Fake threads (was [Python-Dev] ActiveState & fork & Perl)

Christian Tismer tismer@appliedbiometrics.com
Wed, 07 Jul 1999 15:11:44 +0200


Tim Peters wrote:
> 
> [Mark Hammond]
> > ...
> > Thanks for the considerable time it must be taking to enlightening us!
> 
> You're welcome, but the holiday weekend is up and so is my time.  Thank (all
> of) *you* for the considerable time it must take to endure all this <wink>!

Just to let you know that I'm still there, thinking, not coding,
still hesitating, but maybe I can conclude now and send it off.

This discussion, and especially Tim's input was extremely helpful.
He has spent considerable time reading my twisted examples,
writing his own, hitting my chin, kicking my -censored-, and
proving to me that the truth I was searching doesn't exist.

...
> Again, though, you never want to muck with continuations directly!  They're
> too wild.  You get an expert to use them in the bowels of an implementation
> of something else.

Maybe with one exception: With careful coding, you can use
a continuation at the head of a very deep recursion and use
it as an early break if the algorithm fails. The effect is
the same as bailing out with an exception, despite the fact
that no "finally" causes would be obeyed. It is just a
incredibly fast jump out of something if you know what
you are doing.

> > With continuations, how is the state captured or created?
> 
> There are, of course, many ways to implement these things.  Christian is
> building them on top of the explicit frame objects Python already creates,
> and that's a fine way for Python.  Guido views it as cloning the call stack,
> and that's accurate too.

Actually, it is both!
What I use (and it works fine) are so-called "push-back frames".
My continuations are always appearing in some call.
In order to make the caller able to be resumed, I create
a push-back frame *from* it. That means, my caller frame is
duplicated behind his "f_back" pointer. The original frame
stays in place but now becomes a continuation frame with
the current stack state preserved. All other locals and stuff
are moved to the clone in the f_back which is now the real one.
This always works fine, since references to the original
caller frame are all intact, just the frame's meaning is
modified a little.

Well, I will hvae to write a good paper...

... 

> I personally have wanted generators in Python since '91, because they're
> extremely useful in the useless things that I do <wink>.  There's a
> thread-based generator interface (Generator.py) in the source distribution
> that I occasionally use, but that's so slow I usually recode in Icon (no,
> I'm not a Scheme fan -- I *admire* it, but I rarely use it).  I expect
> rebuilding that on Christian's work will yield a factor of 10-100 speedup
> for me (beyond losing the thread/mutex overhead, as Chris just pointed out
> on c.l.py resumption should be much faster than a Python call, since the
> frame is already set up and raring to go).

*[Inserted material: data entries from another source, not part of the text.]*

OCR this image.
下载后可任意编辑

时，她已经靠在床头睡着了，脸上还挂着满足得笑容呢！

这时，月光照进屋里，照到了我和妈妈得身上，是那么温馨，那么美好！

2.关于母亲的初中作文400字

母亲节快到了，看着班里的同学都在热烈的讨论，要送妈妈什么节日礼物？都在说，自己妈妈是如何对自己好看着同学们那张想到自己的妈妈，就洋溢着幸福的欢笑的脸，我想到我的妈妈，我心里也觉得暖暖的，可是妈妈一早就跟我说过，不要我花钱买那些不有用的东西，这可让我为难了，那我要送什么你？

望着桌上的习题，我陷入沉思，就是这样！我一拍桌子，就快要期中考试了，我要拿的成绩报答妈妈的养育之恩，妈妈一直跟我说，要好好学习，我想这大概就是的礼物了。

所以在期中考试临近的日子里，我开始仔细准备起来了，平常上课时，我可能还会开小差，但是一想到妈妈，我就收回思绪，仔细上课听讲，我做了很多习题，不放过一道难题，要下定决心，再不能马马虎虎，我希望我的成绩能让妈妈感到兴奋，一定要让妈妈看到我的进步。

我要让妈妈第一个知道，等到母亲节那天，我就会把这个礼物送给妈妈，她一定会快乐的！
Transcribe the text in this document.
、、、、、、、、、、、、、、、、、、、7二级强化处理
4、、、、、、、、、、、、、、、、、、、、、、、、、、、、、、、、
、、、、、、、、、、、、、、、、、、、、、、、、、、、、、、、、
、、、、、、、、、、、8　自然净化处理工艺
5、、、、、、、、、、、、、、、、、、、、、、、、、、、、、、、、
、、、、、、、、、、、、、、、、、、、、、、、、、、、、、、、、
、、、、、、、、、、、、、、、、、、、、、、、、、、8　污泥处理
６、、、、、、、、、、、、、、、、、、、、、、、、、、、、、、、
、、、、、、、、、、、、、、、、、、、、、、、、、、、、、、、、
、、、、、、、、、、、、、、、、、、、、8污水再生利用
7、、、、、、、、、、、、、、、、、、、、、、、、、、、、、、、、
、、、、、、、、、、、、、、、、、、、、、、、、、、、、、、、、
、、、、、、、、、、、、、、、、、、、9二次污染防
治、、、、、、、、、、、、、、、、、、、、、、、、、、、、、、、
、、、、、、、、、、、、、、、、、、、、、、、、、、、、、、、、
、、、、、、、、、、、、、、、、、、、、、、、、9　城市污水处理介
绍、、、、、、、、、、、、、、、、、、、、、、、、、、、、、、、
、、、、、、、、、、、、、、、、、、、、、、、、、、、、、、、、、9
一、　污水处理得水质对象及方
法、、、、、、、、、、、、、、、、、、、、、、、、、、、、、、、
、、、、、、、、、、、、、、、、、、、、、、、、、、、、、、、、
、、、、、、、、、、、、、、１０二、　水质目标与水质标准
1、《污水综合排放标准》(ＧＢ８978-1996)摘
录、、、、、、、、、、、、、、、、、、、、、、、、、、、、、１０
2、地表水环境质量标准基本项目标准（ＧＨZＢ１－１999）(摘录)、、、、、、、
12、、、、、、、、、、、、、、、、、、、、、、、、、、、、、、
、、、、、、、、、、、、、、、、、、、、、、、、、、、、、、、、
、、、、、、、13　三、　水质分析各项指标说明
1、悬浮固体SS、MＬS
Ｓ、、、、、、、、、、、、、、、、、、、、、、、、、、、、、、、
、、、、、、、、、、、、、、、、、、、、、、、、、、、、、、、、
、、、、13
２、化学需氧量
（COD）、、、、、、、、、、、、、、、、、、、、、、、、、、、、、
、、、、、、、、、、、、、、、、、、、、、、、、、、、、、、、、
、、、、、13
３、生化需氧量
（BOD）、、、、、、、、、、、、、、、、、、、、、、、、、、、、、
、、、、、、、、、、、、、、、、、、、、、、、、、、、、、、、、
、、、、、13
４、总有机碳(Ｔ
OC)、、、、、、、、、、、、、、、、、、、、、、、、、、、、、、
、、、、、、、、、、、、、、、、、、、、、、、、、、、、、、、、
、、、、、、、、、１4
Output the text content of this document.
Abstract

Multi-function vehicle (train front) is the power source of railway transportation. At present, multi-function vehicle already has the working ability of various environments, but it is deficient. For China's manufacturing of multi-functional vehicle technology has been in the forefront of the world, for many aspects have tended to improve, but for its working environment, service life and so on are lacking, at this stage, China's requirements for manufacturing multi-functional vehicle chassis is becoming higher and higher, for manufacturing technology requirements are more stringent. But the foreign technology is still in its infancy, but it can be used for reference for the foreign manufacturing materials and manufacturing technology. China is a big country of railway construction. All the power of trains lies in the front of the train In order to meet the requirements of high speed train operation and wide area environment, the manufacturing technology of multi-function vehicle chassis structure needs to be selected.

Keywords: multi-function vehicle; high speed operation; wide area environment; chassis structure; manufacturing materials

I believe so. Well, I admit that the continuation approach is
slightly too much for the coroutine/generator case, since they
exactly don't have the problem where continuations are suffering
a little: Switching between frames which cannot be reached more
than once at a time don't need the stack copying/pushback at all.
I'm still staying at the secure side for now. But since I have
all refcounting accurate already, we can use it to figure out if
a frame needs to be copied at all.

> Would be nice if the language grew some syntax to make generators pleasant
> as well as fast, but the (lack of) speed is what's really killing it for me
> now.

How about "amb"? :-)
(see "teach youself schem in fixnum days, chapter 14 at
http://www.cs.rice.edu/~dorai/t-y-scheme/t-y-scheme-Z-H-15.html#%_chap_14)

About my last problems:
The hard decision is:
- Either I just stop and I'm ready already, and loops are funny.
- Or I do the hidden register search, which makes things more
  complicated and also voidens the pushback trick partially,
  since then I would manage all stack stuff in one frame.
- Or, and that's what I will do finally:
  For now, I will really just correct the loops.

Well, that *is* a change to Python again, but no semantic change.
The internal loop counter will no longer be an integer object,
but a mutable integer box. I will just create a one-element
integer array and count with its zero element.
This is correct, since the stack value isn't popped off,
so all alive stack copies share this one element.

As a side effect, I save the Object/Integer conversion, so
I guess it will be faster. *and* this solution does not involve
any other change, since the stack layout is identical to before.